6. 6. the breaking circuit according to claim 5 for voltage compensating device, it is characterised in that the three-phase bridge inversion Device includes current source mode and voltage source mode, and when the three-phase bridge inverter is operated in current source mode, its reception comes from The alternating current of the system power supply, when the three-phase bridge inverter is operated in voltage source mode, it controls the energy-storage units defeated Go out direct current.
7. 7. the breaking circuit according to claim 5 for voltage compensating device, it is characterised in that the three-phase bridge inversion Device is three phase full bridge topological structure or three-phase half-bridge topology.
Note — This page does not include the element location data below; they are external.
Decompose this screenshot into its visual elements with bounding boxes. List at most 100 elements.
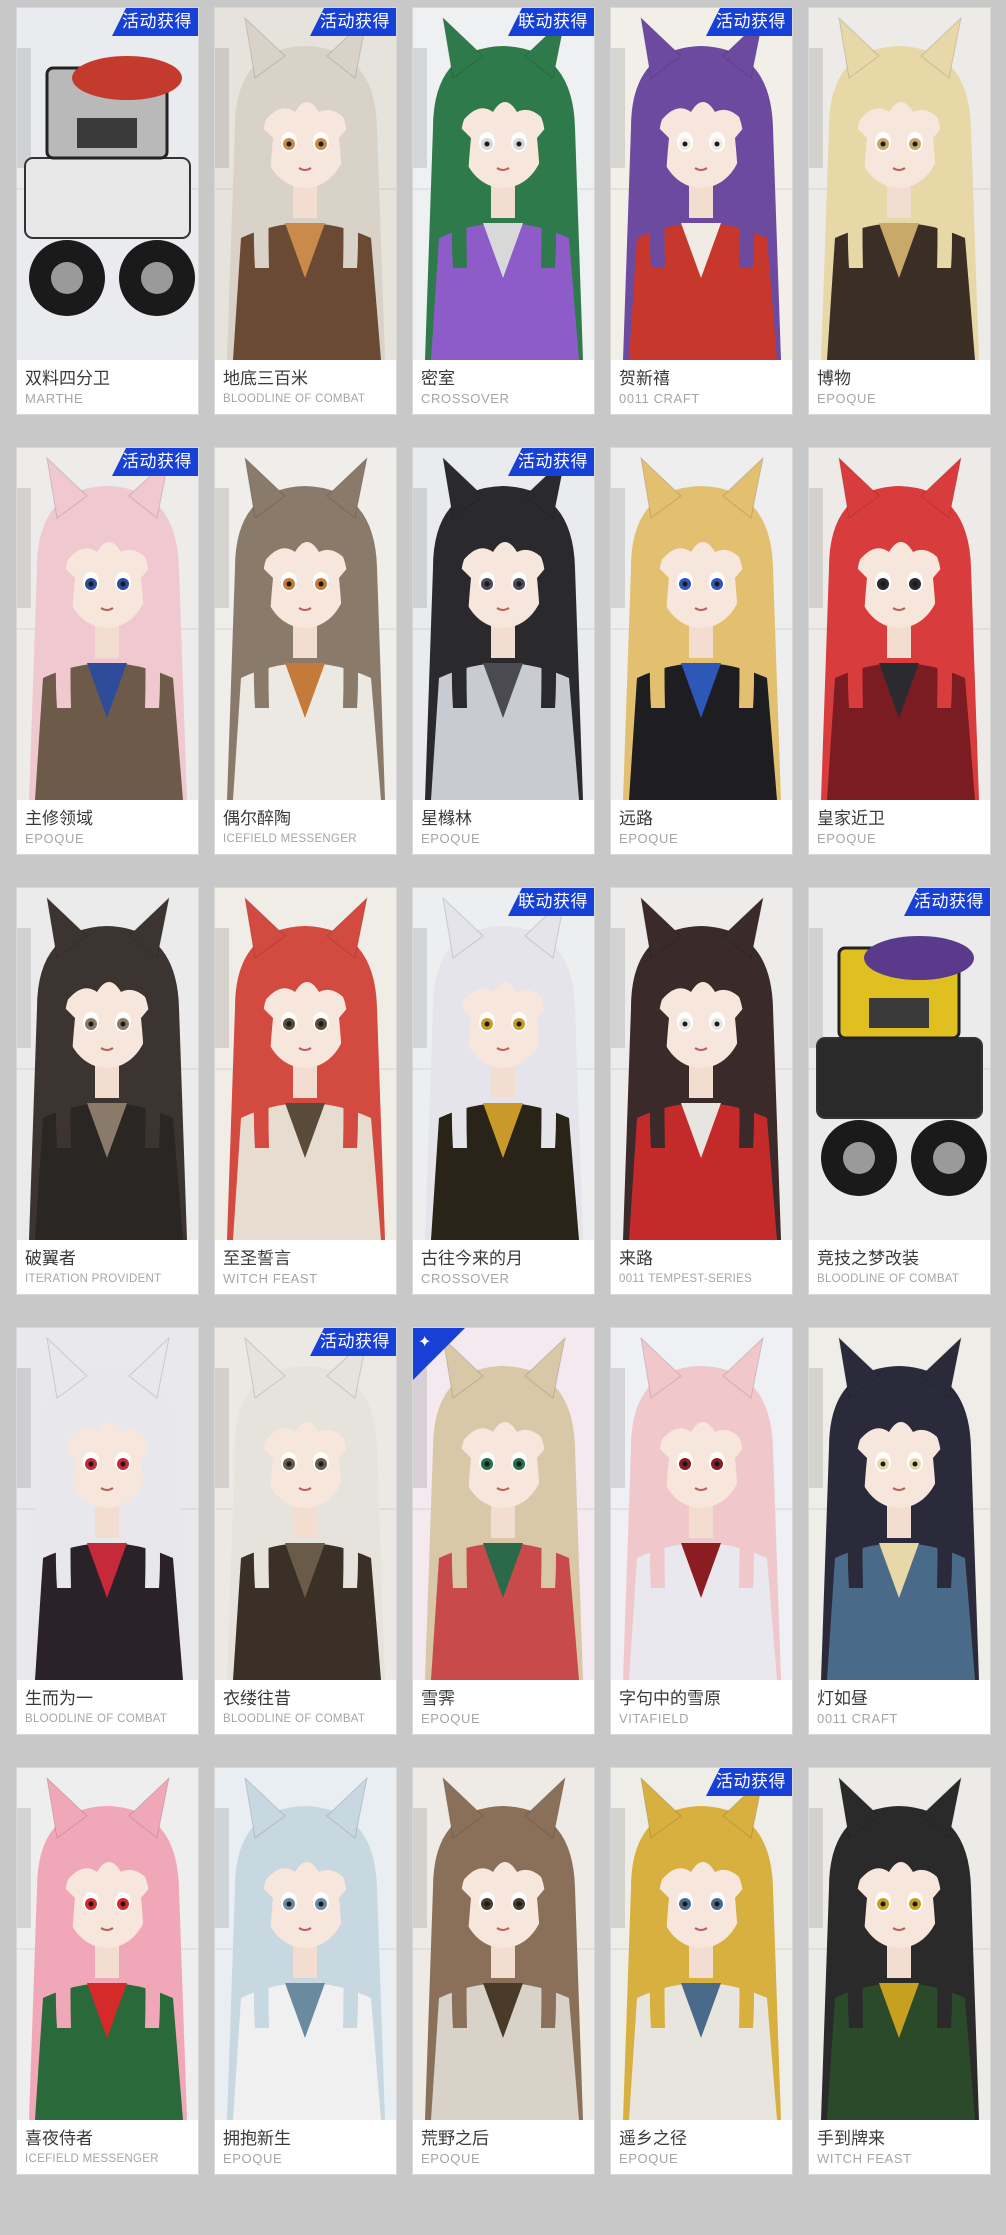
skin-card[interactable]: 拥抱新生 EPOQUE [215, 1768, 396, 2174]
skin-series: BLOODLINE OF COMBAT [223, 1713, 366, 1725]
skin-card[interactable]: 活动获得 主修领域 EPOQUE [17, 448, 198, 854]
skin-card[interactable]: 灯如昼 0011 CRAFT [809, 1328, 990, 1734]
skin-artwork [17, 888, 198, 1240]
background-stripe [611, 488, 625, 608]
mech-panel [869, 998, 929, 1028]
skin-card[interactable]: 生而为一 BLOODLINE OF COMBAT [17, 1328, 198, 1734]
background-stripe [611, 48, 625, 168]
skin-caption: 拥抱新生 EPOQUE [223, 2128, 392, 2168]
skin-card[interactable]: 联动获得 古往今来的月 CROSSOVER [413, 888, 594, 1294]
mech-hub [141, 262, 173, 294]
skin-card[interactable]: ✦ 雪霁 EPOQUE [413, 1328, 594, 1734]
skin-artwork-mech [809, 888, 990, 1240]
skin-card[interactable]: 喜夜侍者 ICEFIELD MESSENGER [17, 1768, 198, 2174]
pupil-left [682, 581, 688, 587]
background-stripe [611, 1808, 625, 1928]
pupil-left [484, 1021, 490, 1027]
skin-caption: 主修领域 EPOQUE [25, 808, 194, 848]
skin-artwork [413, 448, 594, 800]
skin-caption: 密室 CROSSOVER [421, 368, 590, 408]
pupil-left [88, 1901, 94, 1907]
skin-caption: 字句中的雪原 VITAFIELD [619, 1688, 788, 1728]
mech-panel [77, 118, 137, 148]
skin-artwork [413, 1768, 594, 2120]
background-stripe [413, 48, 427, 168]
pupil-right [516, 1901, 522, 1907]
skin-card[interactable]: 来路 0011 TEMPEST-SERIES [611, 888, 792, 1294]
skin-name: 遥乡之径 [619, 2129, 687, 2149]
pupil-right [318, 1901, 324, 1907]
skin-artwork [413, 8, 594, 360]
skin-name: 星橼林 [421, 809, 472, 829]
skin-caption: 灯如昼 0011 CRAFT [817, 1688, 986, 1728]
pupil-left [484, 581, 490, 587]
skin-name: 手到牌来 [817, 2129, 885, 2149]
background-stripe [17, 48, 31, 168]
pupil-left [286, 1461, 292, 1467]
pupil-right [120, 1021, 126, 1027]
skin-card[interactable]: 活动获得 双料四分卫 MARTHE [17, 8, 198, 414]
skin-name: 远路 [619, 809, 653, 829]
skin-card[interactable]: 远路 EPOQUE [611, 448, 792, 854]
pupil-right [120, 581, 126, 587]
skin-card[interactable]: 偶尔醉陶 ICEFIELD MESSENGER [215, 448, 396, 854]
skin-artwork [611, 8, 792, 360]
skin-card[interactable]: 博物 EPOQUE [809, 8, 990, 414]
background-stripe [611, 928, 625, 1048]
pupil-right [912, 1461, 918, 1467]
pupil-left [88, 1461, 94, 1467]
acquisition-badge: 联动获得 [508, 888, 594, 916]
skin-card[interactable]: 荒野之后 EPOQUE [413, 1768, 594, 2174]
flag-star-icon: ✦ [418, 1334, 432, 1351]
skin-name: 衣缕往昔 [223, 1689, 291, 1709]
pupil-left [484, 1901, 490, 1907]
skin-caption: 皇家近卫 EPOQUE [817, 808, 986, 848]
skin-artwork [809, 1328, 990, 1680]
mech-part [864, 936, 974, 980]
skin-card[interactable]: 手到牌来 WITCH FEAST [809, 1768, 990, 2174]
pupil-right [912, 1901, 918, 1907]
skin-series: WITCH FEAST [817, 2151, 912, 2166]
skin-card[interactable]: 活动获得 地底三百米 BLOODLINE OF COMBAT [215, 8, 396, 414]
skin-artwork [611, 1768, 792, 2120]
skin-series: EPOQUE [619, 2151, 679, 2166]
pupil-right [714, 1901, 720, 1907]
skin-card[interactable]: 至圣誓言 WITCH FEAST [215, 888, 396, 1294]
skin-caption: 远路 EPOQUE [619, 808, 788, 848]
skin-series: BLOODLINE OF COMBAT [223, 393, 366, 405]
skin-artwork [215, 8, 396, 360]
skin-card[interactable]: 活动获得 遥乡之径 EPOQUE [611, 1768, 792, 2174]
skin-series: EPOQUE [421, 2151, 481, 2166]
skin-caption: 衣缕往昔 BLOODLINE OF COMBAT [223, 1688, 392, 1728]
skin-name: 至圣誓言 [223, 1249, 291, 1269]
skin-card[interactable]: 联动获得 密室 CROSSOVER [413, 8, 594, 414]
pupil-left [286, 1021, 292, 1027]
skin-caption: 破翼者 ITERATION PROVIDENT [25, 1248, 194, 1288]
skin-card[interactable]: 皇家近卫 EPOQUE [809, 448, 990, 854]
skin-name: 荒野之后 [421, 2129, 489, 2149]
pupil-right [912, 581, 918, 587]
skin-card[interactable]: 活动获得 竞技之梦改装 BLOODLINE OF COMBAT [809, 888, 990, 1294]
skin-artwork [611, 1328, 792, 1680]
mech-body [816, 1037, 983, 1119]
skin-caption: 遥乡之径 EPOQUE [619, 2128, 788, 2168]
skin-card[interactable]: 活动获得 星橼林 EPOQUE [413, 448, 594, 854]
pupil-right [318, 581, 324, 587]
skin-artwork [809, 448, 990, 800]
skin-name: 密室 [421, 369, 455, 389]
background-stripe [809, 488, 823, 608]
skin-series: EPOQUE [421, 831, 481, 846]
skin-caption: 双料四分卫 MARTHE [25, 368, 194, 408]
skin-card[interactable]: 活动获得 衣缕往昔 BLOODLINE OF COMBAT [215, 1328, 396, 1734]
skin-artwork [215, 448, 396, 800]
skin-card[interactable]: 字句中的雪原 VITAFIELD [611, 1328, 792, 1734]
skin-artwork [611, 888, 792, 1240]
pupil-left [88, 1021, 94, 1027]
pupil-left [484, 1461, 490, 1467]
skin-artwork [215, 1328, 396, 1680]
pupil-right [516, 1021, 522, 1027]
background-stripe [215, 1368, 229, 1488]
skin-card[interactable]: 活动获得 贺新禧 0011 CRAFT [611, 8, 792, 414]
skin-caption: 贺新禧 0011 CRAFT [619, 368, 788, 408]
skin-card[interactable]: 破翼者 ITERATION PROVIDENT [17, 888, 198, 1294]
8. 8. the breaking circuit according to claim 5 for voltage compensating device, it is characterised in that further include current-limiting resistance R, current-limiting reactor L；

   One end and described three that the midpoint of the second branch passes through the current-limiting reactor L and bidirectional thyristor SCR1 The exchange side connection of phase bridge inverter；

   One end of the first branch is connected by the current-limiting resistance R with one end of the DC side of the single-phase rectification bridge RE.
9. 9. the breaking circuit according to claim 1 for voltage compensating device, it is characterised in that the single-phase transformer T is step-up transformer.
10. 10. the breaking circuit according to claim 9 for voltage compensating device, it is characterised in that the single-phase transformation The boosting coefficient range of device is 1:3~1:5.